Qué es eso? / What dis? - A frequent question in English or Spanish.  Sometimes we turn it into a game, pointing at different things and asking what they are and I make her laugh by giving the wrong answers.
Are you...? - Asking questions, like " Are you seepy, mummy?" and "Are you mopping?"  Are you? can also be "Where are you?"  Now she uses it to begin all sorts of questions, instead of do you and can you.  For example, in this conversation: "Are you open peez, mummy?"  I open the lid of the pot she holds out to me and she responds, "Nadoo, mummy." (Nadoo is Thank you!)
Let's go! / let's play! / let's go upstairs/ outside, etc.
Vete de ati!  - Something like "get out of here!" So I told her that wasn't very nice and she should say "Excuse me, please".  So now she says "Doozy peez"!  Or she says in Spanish, "Con piso!" (Con permiso).
I got a nidea! - Then you ask her what her idea is and she whispers it in a way that's impossible to understand!
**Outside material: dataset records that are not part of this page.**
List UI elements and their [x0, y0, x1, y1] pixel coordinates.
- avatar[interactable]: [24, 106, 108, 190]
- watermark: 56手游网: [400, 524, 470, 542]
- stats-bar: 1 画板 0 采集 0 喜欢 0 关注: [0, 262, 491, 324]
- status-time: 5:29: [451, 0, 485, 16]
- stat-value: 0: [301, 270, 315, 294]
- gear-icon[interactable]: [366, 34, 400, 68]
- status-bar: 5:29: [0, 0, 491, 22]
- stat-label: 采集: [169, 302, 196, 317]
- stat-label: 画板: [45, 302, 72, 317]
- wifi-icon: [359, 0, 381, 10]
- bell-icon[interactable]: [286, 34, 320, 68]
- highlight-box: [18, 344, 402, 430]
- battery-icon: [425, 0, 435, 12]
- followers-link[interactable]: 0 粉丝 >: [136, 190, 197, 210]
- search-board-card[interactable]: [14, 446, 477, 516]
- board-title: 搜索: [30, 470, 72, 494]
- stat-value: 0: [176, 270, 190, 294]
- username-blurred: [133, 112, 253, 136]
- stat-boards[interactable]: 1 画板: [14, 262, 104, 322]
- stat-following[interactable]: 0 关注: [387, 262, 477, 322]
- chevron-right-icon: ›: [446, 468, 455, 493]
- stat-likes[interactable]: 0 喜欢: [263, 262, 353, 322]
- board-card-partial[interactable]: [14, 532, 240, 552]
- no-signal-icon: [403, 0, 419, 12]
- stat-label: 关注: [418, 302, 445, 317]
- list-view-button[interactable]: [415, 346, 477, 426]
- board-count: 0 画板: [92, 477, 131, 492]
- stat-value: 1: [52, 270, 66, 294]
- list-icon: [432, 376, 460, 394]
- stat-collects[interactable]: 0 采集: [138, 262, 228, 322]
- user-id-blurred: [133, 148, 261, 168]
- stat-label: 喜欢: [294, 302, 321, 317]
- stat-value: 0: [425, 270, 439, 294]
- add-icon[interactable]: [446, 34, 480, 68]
I get confused sometimes when she says I want as it sounds like I not, and think that she means she doesn't want something when she does.  I must remember it's usually I want.

Her negatives are usually a no at the end of the phrase, for example, I say "We're going to have dinner now."  And Emma might respond, "Have dinner, no."  With a long, emphatic, English-sounding no.

We've had several conversations similar to this one:
The light was off and Emma said, "I see dark."  "Really?" I said, and she replied "si, portay I eat my tarrots!" (This tells you a lot about how I try to convince her to eat vegetables!) Portay is "porque", Spanish for "because".

She has a unique way of counting to ten - well, many different variations, but this is the current favourite:  Unu (1), dos (2), tes (3), sete (7), ocho (8), neve (9), eight, nine, ten! 

She's great at saying please and thank you - peez and nadoo - or in Spanish porfoy (por favor) and yasias (gracias)!

However, my very favourite phrase of hers, which she's only started using quite recently in the past week or so, is I love mummy, accompanied by a hug.  It melts my heart!

It's fun listening to her and noticing how her speech is developing every day and I love our little conversations, even when I'm not quite sure what we're talking about.  So I do my best to capture and remember all these little details of moments that pass by before we even know it.